THE MISCONCEIVER rises from the ashes
August 1, 2022
The world went upside down for me in July. Maybe it did for you, too. On the one hand, extreme heat broke records everywhere; on the other, the Brits finally rid themselves of Boris Johnson. What sent my personal world topsy-turvy was the sudden renewed interest in The Misconceiver, my dystopic 1997 novel that foretold the overturn of Roe v. Wade and its aftermath. I'm delighted to report that this novel, long out of print, is finally available again.
A little background: I wrote The Misconceiver during the Clinton administration, when the Republican party had seized control of both houses and progressives were worried about attacks on reproductive rights. I wondered what would happen if the worst-case scenario – the complete overturn of Roe v. Wade – were to happen. I set the novel in 2026, two decades after the imagined Supreme Court decision and a decade after the passage of the "Human Life Amendment"; my narrator was an abortion provider ("misconceiver") born at the millennium and subject to the political currents of her time. Simon & Schuster published the novel with a beautiful cover, and reviews around the country were generally glowing. Unfortunately, I had published another novel, Against Gravity, with S&S the year before. Through a series of coincidences that no one would believe if I put them into a novel, the wife of a radical Christian preacher whose doppelgänger played a bit part in that book decided to sue me and Simon & Schuster for libel. The lawsuit cropped up just as The Misconceiver was released, and the publisher's policy was not to distribute books by any author under such a threat. A number of people contacted me, but my hands were tied.
And so The Misconceiver languished for six months, until the suit was dismissed, and the world had moved on. My sales figures were underground, and shortly thereafter the book was remaindered. I licked my wounds and moved on with the world. Every now and then, when a right-wing justice was appointed to the Supreme Court, a bubble of interest in a reissue would arise. But I didn't know how to proceed. The book had foreseen 2026 with all the crystal-ball vision a mortal possessed in 1997, which meant there were Minilaps instead of smartphones, disklets instead of wifi; the World Trade Center remained intact, and Iraq had dropped a bomb on Tel Aviv.
Then came the Supreme Court decision of June 2022. The ever-watchful Ron Charles of The Washington Post drew attention to The Misconceiver, of which perhaps two dozen copies still remained in the world. Within a day, those had all sold. Lucky for me and the book, the generous and nimble folks at Wandering Aengus Press, which will be bringing out my Meditations for a New Century next year, were up to the challenge of reissuing a novel that not only was long out of print, but also had been written on floppy disks that were now corrupted. We scanned a book; corrected the myriad errors caused by OCR conversion; converted that file to an e-book version; and converted that version to a print proof.

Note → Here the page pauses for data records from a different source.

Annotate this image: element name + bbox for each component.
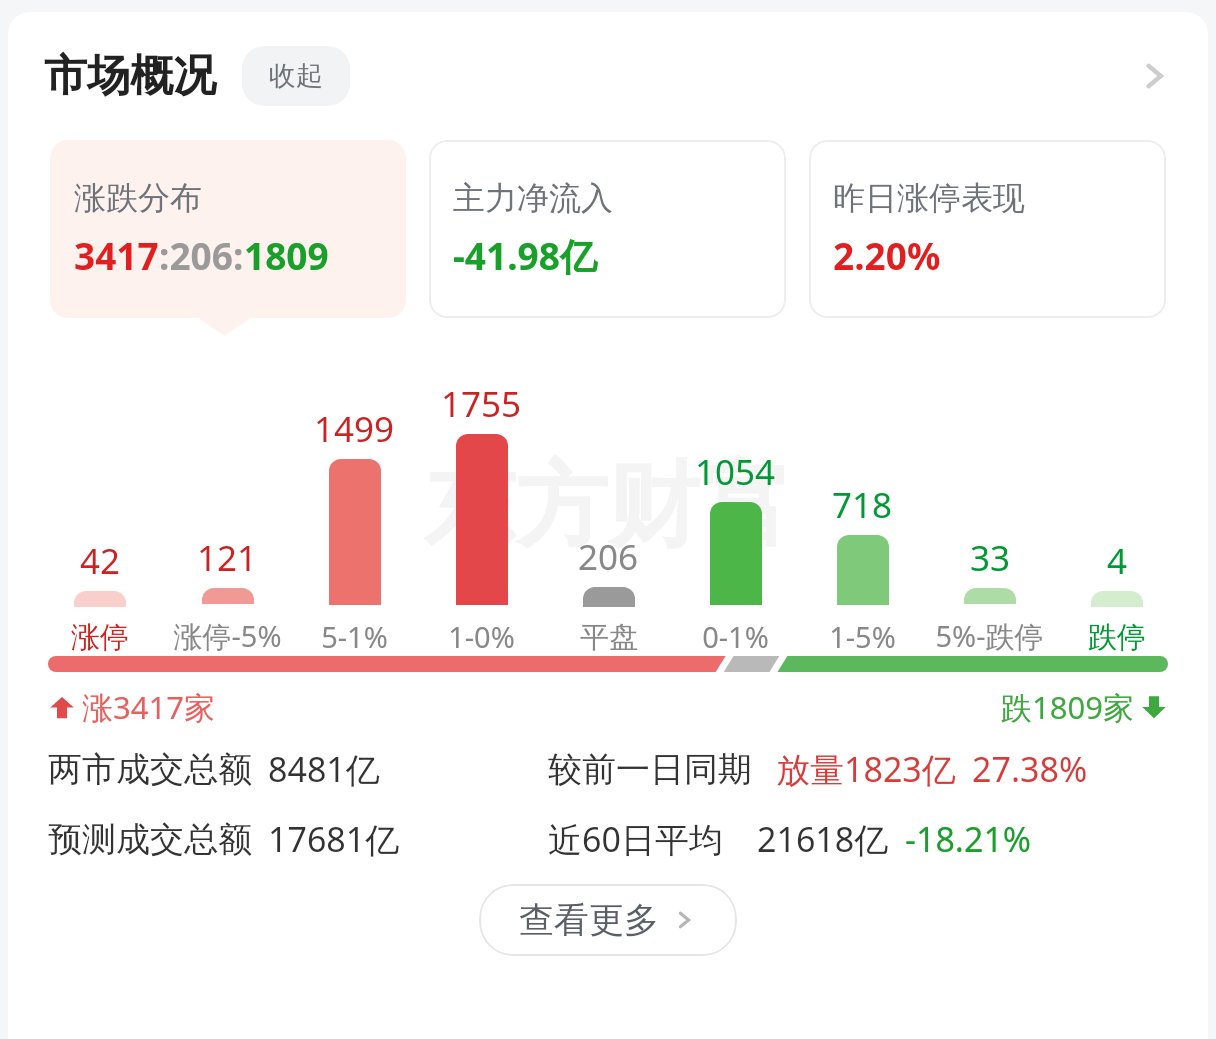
- staticText: 两市成交总额: [48, 748, 252, 791]
- staticText: 跌1809家: [1001, 686, 1134, 728]
- staticText: 收起: [269, 59, 323, 93]
- staticText: 涨跌分布: [74, 178, 202, 218]
- button[interactable]: 收起: [242, 46, 350, 106]
- staticText: 1755: [441, 380, 522, 428]
- staticText: 平盘: [580, 619, 638, 656]
- staticText: 较前一日同期: [548, 748, 752, 791]
- button[interactable]: 涨跌分布: [50, 140, 406, 318]
- staticText: :206:: [159, 230, 244, 280]
- staticText: 1499: [314, 405, 395, 453]
- staticText: 预测成交总额: [48, 818, 252, 861]
- staticText: 市场概况: [44, 49, 216, 103]
- button[interactable]: More: [1126, 48, 1182, 104]
- staticText: 5%-跌停: [935, 616, 1044, 656]
- staticText: 涨停: [71, 619, 129, 656]
- staticText: 21618亿: [757, 816, 889, 862]
- staticText: 主力净流入: [453, 178, 613, 218]
- staticText: 昨日涨停表现: [833, 178, 1025, 218]
- staticText: 放量1823亿: [776, 746, 956, 792]
- staticText: 涨停-5%: [173, 616, 282, 656]
- staticText: 33: [970, 534, 1011, 582]
- staticText: 1809: [244, 230, 329, 280]
- staticText: 3417: [74, 230, 159, 280]
- staticText: 东方财富: [424, 448, 792, 564]
- staticText: 2.20%: [833, 230, 941, 280]
- staticText: 涨3417家: [82, 686, 215, 728]
- staticText: -18.21%: [905, 816, 1032, 862]
- staticText: 查看更多: [519, 898, 659, 942]
- button[interactable]: 主力净流入: [429, 140, 786, 318]
- staticText: 4: [1107, 537, 1128, 585]
- staticText: 跌停: [1088, 619, 1146, 656]
- button[interactable]: 昨日涨停表现: [809, 140, 1166, 318]
- staticText: 718: [832, 481, 893, 529]
- staticText: 1-0%: [448, 617, 515, 656]
- staticText: 近60日平均: [548, 816, 723, 862]
- staticText: 1054: [695, 448, 776, 496]
- staticText: 27.38%: [972, 746, 1088, 792]
- staticText: 1-5%: [829, 617, 896, 656]
- staticText: 8481亿: [268, 746, 380, 792]
- staticText: 0-1%: [702, 617, 769, 656]
- staticText: 5-1%: [321, 617, 388, 656]
- button[interactable]: 查看更多: [479, 884, 737, 956]
- staticText: 121: [197, 534, 258, 582]
- staticText: 206: [578, 533, 639, 581]
- staticText: 42: [80, 537, 121, 585]
- staticText: -41.98亿: [453, 230, 597, 281]
- staticText: 17681亿: [268, 816, 400, 862]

I have now proofread my own book at least four times. I chose not to update my technology or other predictions; the book is not about technology but about what happens when a society turns against women's free and informed ability to make their own decisions – and on that point, I fear The Misconceiver is not far off the mark. Thanks to the generosity of Honi Werner, we were able to use the original cover design and to augment it with an image pointing to some of the tensions in the book and in our post-Roe world. It is now available as an e-book at both Amazon and Barnes & Noble; by the end of October it will be available as a print book. All the proceeds that come my way from this miraculous reissue will go to help shore up reproductive rights. I hope you'll join me by purchasing a copy, telling your friends, posting reviews, and spreading the word.